CC Global: IBAP Democrata Presidente – Brazil’s Corvair Gets Derailed By The Undemocratic Junta

When I first saw this picture, I did a serious double-take: a styling concept for another GM division? Then I saw the sign referring to Brazil, and did a bit of digging. And what I uncovered is a very strange and fascinating tale about an attempt to launch a totally new car company in Brazil in the early sixties.

Turns out this obviously customized Corvair was just something to show investors. The actual production car looked rather different, but was still rear engined, but not by the Corvair’s air-cooled pancake six. It had a 2.5 L water cooled V6, still in the rear, but sitting further forward above its transaxle, almost exactly like the Tatra 613.

Unfortunately, the whole undertaking was snubbed out by the military junta that took over in April 1964. They were obviously not wild about the name(s), and effectively killed the company after it had made just a few of the actual Presidentes.
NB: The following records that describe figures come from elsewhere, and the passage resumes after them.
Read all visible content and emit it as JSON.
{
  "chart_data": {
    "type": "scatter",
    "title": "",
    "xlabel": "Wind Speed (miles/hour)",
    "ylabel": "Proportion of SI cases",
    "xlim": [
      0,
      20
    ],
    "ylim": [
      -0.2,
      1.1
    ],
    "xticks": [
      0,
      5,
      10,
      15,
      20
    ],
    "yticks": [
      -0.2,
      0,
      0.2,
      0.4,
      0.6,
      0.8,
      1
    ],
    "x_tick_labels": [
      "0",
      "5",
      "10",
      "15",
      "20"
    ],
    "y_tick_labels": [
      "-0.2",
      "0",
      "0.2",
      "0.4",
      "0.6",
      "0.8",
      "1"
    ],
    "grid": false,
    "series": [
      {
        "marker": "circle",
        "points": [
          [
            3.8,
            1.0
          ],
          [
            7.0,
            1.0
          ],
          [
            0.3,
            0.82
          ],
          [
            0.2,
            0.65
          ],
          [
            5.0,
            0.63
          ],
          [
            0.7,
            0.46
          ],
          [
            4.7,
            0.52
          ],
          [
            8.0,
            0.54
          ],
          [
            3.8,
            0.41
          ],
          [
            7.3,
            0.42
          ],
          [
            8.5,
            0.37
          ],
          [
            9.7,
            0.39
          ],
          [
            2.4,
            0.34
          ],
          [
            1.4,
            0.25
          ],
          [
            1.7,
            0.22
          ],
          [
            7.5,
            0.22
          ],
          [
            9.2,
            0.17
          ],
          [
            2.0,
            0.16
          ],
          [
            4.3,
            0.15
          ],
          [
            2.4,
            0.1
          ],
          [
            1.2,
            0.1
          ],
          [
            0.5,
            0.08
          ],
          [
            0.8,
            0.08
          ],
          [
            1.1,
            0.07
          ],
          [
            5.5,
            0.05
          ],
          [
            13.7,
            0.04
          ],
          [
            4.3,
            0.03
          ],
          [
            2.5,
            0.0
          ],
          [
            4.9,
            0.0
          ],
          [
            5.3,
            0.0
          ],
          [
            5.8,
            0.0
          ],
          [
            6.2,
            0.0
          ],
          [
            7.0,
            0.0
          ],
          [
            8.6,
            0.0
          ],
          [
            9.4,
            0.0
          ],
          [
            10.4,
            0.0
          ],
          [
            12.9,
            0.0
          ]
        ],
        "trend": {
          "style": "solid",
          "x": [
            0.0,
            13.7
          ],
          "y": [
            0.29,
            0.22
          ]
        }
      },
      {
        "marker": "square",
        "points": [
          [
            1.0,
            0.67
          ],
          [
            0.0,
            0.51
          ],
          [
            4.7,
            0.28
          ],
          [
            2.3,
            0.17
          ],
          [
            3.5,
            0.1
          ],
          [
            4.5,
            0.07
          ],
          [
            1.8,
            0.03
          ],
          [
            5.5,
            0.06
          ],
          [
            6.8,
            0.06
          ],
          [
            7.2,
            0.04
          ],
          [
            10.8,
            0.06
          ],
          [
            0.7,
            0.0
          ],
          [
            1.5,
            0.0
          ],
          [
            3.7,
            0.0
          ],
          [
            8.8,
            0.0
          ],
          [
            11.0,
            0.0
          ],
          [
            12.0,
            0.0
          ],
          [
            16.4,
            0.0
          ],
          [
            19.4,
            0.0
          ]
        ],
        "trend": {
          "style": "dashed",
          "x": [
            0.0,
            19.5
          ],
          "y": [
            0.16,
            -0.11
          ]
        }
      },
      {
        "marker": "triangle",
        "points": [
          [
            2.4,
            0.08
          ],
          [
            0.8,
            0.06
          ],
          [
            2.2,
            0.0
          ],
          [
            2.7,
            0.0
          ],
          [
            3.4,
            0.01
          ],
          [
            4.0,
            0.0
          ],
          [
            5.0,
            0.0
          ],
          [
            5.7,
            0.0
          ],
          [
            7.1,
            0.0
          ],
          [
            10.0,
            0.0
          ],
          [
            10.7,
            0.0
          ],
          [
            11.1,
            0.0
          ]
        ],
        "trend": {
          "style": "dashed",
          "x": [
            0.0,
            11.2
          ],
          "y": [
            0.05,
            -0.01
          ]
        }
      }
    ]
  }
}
The fact that the first concept shown was just a customized Corvair gave the junta the ammunition to claim that IBAP was engaging in securities fraud, by using it to raise money from investors. But Nelson Fernandes, the self-made tycoon behind IBAP, did not give up so easily, and had the definitive Presidente Coupe developed. Although it had a fiberglass body, at least for the initial batch of prototypes/limited production cars, it still shares the Corvair coupe’s general rear-engine proportions, but with a bit less rear overhang.

IBAP had a small Italian firm, ProCosAutoM, in which it was a part-owner, create a 2.5 L 60 degree V6, known as a “hot” vee engine beacuse of the the exhaust ports being on the inside of the vee, and the intakes on the outside. It was rated at 120 hp.

Unlike most rear engines that are mounted behind the transaxle and the axle centerline, this had the transmission and differential in its sump, and the axle centerline is actually near the rear of the engine, making this essentially a mid-rear engine design, and not unlike Ferrari’s Berlinetta Boxer.

Since IBAP had no real factory, a small number of bodies were built in fiberglass, although the idea was to build them in steel on a mass basis once the funding was secured. As it turned out, only five were known to ever have been fully completed, and one running example is known to exist.

That one remaining running Presidente is featured in this Brazilian tv clip on it, made in more recent years.

The junta was determined to derail Fernandes, and although the firm had to drop any ambitions to move forward, he was not cleared fully until 1984.

I keep learning new things about South American cars on a regular basis; I’m sure there’s still much more yet to be uncovered.